2 Things Comics Artists Can Learn from Animation

I’ve said before that when it comes to comics art, my main influences are animators. I’ll take Kahl over Kirby any day. Master character animators and layout artists have taught me a few things. And I feel that other comics artists might benefit from considering the following two ideas.


Compose Backgrounds like a Theatrical Set Designer.

Your characters are players on a stage. When it comes to designing your environments, realism should not be your aim. The environments should contribute, structurally, to the tensions that push the narrative forward. The Nine Old Men knew this; so does Guarnido.

Look at the backgrounds Walt Peregoy designed for 101 Dalmatians and The Jungle Book. (Sadly he just passed away last month. But Peregoy’s contributions have begun to be recognized in recent years, at least within the animation art community.) There are some great examples of his work in Cartoon Brew’s obituary. There’s also a great analysis of color-scripting and composition in 101 Dalmatians here.

Let’s have a look at Rodger going down the stairs while singing “Cruella De Vil.” He eases the tension of her visit with every step as he descends:

backgrounds in comics art should help the narrative

Everything about this background is absolutely perfect. Consider how carefully managed the contrast is. The darkest, most saturated colors reinforce the direction and boundaries of Roger’s path of motion. The drawing is “busier”–contains more details, more broken up space–along the wall Roger walks in front of. Our eye is attracted to the busy space, and repelled like a magnet from the emptier spaces to the left. And notice the gap among the pictures on the wall: in a moment, Roger will lean there.

Here’s an example of how I’ve tried to apply these ideas to my comics art.


In the above panel, I’ve paid careful attention to the position, color, and saturation level of all the background elements. My aim was to have them support the action (throwing a dart) by guiding the eye. The empty, higher-saturation, opposing-hue area around Czerep pools tension around him. The busiest areas of the background are placed along the path of the swing of Kowak’s arm; the high contrast line created by the doorjamb intersects the moving dart.

To sum up: set the stage for action, for narrative tension.

Imply Weight as a Function of Motion.

You’ve heard of people who “throw their weight around.” Old Disney animators loved to make this literal, especially Kahl. So you get characters summoning their courage by shoving their gut up into their chests, yes. But you also get clear lines of action that follow through a character’s figure. These lines imply action and movement that continue beyond the body.

Take, for example, Kahl’s Sheriff of Nottingham:

character designs in comics art should imply weight and motion

The bulk of his stomach is perfectly balanced against the curving line of action, from his cap to his toe, to imply forward motion.

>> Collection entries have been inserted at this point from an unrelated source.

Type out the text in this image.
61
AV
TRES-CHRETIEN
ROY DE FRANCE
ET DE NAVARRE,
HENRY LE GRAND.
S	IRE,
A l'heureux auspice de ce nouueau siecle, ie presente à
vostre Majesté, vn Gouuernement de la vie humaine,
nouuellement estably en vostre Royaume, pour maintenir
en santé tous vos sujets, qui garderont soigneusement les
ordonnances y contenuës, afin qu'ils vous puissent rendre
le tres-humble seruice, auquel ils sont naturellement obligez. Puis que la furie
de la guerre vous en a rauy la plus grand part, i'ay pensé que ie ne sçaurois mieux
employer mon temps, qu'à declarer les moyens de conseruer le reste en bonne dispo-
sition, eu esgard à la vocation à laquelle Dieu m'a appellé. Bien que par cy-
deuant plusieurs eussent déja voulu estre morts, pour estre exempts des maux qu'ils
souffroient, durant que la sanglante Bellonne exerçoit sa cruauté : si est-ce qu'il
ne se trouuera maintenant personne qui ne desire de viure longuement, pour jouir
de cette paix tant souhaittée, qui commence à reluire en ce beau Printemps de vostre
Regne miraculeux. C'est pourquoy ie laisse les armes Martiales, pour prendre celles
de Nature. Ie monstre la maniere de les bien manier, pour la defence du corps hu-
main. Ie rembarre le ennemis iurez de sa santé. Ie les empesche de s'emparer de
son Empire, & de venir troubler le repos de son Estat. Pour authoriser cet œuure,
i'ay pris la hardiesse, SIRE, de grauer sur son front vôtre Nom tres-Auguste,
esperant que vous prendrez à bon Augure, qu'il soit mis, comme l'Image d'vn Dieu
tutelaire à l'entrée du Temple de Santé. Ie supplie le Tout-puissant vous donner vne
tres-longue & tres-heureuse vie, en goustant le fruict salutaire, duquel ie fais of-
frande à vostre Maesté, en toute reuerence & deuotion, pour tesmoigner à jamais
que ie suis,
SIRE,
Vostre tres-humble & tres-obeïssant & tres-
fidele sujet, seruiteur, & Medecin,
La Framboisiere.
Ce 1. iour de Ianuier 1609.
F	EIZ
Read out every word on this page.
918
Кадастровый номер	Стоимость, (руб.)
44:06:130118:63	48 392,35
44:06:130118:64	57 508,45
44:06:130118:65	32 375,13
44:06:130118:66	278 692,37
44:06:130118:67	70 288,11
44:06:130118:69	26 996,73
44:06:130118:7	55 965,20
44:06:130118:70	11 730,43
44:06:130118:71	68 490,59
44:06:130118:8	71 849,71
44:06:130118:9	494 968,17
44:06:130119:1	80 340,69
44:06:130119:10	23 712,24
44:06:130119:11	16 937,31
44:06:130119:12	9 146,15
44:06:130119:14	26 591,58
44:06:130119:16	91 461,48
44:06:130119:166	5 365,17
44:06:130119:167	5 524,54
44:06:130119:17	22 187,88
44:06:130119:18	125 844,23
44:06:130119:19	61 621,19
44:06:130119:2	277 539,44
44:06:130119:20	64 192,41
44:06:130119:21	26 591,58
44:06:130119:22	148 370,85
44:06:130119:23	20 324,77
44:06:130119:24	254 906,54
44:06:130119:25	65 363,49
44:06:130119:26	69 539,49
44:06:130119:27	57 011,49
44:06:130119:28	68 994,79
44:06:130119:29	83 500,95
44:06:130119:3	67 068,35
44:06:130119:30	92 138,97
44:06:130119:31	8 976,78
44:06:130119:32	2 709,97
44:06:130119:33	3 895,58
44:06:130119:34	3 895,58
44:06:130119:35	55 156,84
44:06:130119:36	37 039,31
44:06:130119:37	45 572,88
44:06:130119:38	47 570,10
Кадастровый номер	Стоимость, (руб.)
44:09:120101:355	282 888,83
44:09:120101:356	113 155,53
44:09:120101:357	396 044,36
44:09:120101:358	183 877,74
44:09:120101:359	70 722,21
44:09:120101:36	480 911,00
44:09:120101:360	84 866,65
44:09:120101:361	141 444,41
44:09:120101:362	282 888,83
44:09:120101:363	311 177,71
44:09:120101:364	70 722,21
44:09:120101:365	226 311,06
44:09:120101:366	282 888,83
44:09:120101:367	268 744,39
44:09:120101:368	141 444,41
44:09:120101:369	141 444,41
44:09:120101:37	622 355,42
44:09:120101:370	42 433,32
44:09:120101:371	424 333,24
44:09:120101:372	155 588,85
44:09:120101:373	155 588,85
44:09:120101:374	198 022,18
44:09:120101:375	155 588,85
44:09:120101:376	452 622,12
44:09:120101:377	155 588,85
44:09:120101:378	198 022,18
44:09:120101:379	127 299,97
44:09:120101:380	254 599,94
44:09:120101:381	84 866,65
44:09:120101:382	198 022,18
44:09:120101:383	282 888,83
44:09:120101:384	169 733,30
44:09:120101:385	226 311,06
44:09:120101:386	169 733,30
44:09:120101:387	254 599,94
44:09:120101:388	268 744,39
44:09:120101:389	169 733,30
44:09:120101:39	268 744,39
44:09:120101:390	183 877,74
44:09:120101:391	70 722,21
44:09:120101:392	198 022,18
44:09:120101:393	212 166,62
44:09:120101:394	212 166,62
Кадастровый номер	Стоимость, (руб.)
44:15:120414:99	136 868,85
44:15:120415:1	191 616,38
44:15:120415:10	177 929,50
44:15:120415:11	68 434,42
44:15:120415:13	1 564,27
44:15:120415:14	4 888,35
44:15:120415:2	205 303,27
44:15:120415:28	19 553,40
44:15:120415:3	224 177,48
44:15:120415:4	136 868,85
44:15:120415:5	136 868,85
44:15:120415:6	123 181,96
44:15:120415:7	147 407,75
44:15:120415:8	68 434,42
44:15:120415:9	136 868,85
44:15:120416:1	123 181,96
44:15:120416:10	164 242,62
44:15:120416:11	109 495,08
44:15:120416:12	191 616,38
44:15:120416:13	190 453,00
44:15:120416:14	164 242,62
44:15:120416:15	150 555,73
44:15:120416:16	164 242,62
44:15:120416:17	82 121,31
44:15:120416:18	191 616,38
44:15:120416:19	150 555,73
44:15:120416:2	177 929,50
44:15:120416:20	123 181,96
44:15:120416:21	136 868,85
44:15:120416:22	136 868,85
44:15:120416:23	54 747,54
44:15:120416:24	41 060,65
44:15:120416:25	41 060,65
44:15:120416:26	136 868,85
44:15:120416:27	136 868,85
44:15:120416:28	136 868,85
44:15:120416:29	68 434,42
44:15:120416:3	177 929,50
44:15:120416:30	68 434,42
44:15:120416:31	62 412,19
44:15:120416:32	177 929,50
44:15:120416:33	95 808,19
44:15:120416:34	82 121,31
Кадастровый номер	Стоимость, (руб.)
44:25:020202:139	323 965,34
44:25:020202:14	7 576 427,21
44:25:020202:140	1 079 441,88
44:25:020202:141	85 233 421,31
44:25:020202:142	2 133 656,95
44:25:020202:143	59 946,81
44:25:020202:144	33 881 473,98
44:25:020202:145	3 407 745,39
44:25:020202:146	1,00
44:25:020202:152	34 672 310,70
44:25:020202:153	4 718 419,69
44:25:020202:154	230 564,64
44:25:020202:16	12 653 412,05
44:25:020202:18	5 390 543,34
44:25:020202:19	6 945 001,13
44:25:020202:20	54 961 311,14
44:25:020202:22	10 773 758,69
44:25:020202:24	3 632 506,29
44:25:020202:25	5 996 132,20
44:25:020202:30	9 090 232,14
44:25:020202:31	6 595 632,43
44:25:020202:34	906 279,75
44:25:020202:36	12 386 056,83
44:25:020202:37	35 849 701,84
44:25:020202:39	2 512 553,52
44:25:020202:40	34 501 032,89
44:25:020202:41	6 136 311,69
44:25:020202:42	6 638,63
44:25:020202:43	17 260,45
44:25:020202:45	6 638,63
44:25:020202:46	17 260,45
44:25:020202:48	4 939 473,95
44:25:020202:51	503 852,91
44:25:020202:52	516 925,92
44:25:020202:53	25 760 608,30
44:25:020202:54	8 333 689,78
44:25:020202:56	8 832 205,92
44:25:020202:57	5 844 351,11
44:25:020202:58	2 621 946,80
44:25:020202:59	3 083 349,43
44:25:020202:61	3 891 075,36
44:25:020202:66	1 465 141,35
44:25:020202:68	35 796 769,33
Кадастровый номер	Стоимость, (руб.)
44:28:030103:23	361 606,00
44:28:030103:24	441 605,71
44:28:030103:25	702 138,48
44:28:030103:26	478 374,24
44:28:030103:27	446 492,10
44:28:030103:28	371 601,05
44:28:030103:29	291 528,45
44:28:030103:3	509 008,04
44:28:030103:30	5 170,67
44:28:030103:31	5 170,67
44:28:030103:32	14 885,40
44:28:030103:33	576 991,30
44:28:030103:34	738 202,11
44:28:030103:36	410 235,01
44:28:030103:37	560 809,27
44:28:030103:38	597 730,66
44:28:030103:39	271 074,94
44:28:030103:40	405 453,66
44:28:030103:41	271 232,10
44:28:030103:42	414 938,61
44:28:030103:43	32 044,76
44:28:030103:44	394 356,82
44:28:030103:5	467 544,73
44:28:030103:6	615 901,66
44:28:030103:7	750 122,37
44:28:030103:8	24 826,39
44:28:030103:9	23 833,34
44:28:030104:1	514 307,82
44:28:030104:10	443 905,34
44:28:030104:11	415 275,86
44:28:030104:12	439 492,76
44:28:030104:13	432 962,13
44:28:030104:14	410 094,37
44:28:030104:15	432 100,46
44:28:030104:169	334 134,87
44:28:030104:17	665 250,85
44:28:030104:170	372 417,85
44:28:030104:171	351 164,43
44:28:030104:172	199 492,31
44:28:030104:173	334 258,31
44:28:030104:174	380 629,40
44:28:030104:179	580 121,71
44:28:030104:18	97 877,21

All well and good for animation–but what about for comics art? In Understanding Comics, Scott McCloud theorized about closure–the mental process that allows us to fill in the narrative cause-and-effect between panels of a comic book. I believe the same kind of active mental process allows us to anticipate the result of an action. “Anticipate” doesn’t seem an adequate word. We desire the result; our mind runs ahead to it. When we read a properly posed figure in a comic book, we aren’t perceiving only one picture.

Drawings should acknowledge the effects of weight on momentum. This way, the drawings can better create this “anticipation” effect. Here’s a 2-panel sequence where I could have done that better:


I tried to imply the centrifugal force of Lucky’s bag. He leans into the turn, and the bag certainly seems heavy–lines radiate from the leather handle. But the bag fails to imply a legible arc of motion. Lucky’s elbow sort of does, but the bag should be flying more outward to show that centrifugal pull.

Studying Animation Improves Comics Art

A lot of developing comics artists put style first, I suppose because they are self-consciously trying to define their style for one reason or another. As part of a “school” or genre (shojo manga, for example) or editorial in-house style (Marvel’s heavily Ditko-influenced “classic” style, for example). One phrase that rankles me particularly is “industry standard.” This vague definition of style is often thrown at aspiring comics artists. Editors will explain why the artists’ drawings of realistically-proportioned women are not marketable–they’re not “industry standard.” Anyway.

Find your “masters”–the artists who inspire you–and study the structure of their work, not the style. My masters just tend to be animators, and I hope this article has helped you to see why.

By studying cartoonists who developed techniques for a moving medium, we can instill some life and vigor into the comics page.

Acknowledgments: the frames from 101 Dalmatians and Robin Hood are copyright Disney, and reproduced for educational purposes. They are copied from disneyscreencaps.com.

2 throughts on "2 Things Comics Artists Can Learn from Animation"

  1. The background composition one especially strikes a chord with me. I’ve been reading a book on cinematography lately, in order to improve the boring “direction” of my panels.

    I did pick up a couple of new things, but it mostly helps rationalize things you’ve been doing already, by intuition alone. Great article, and I think you could take a look into cinematography as well. The visual language of cartoons is often borrowed from live action movies.

    1. Have you read Framed Ink? It’s a great book on composition and layout that speaks to both cinematography and comics at the same time.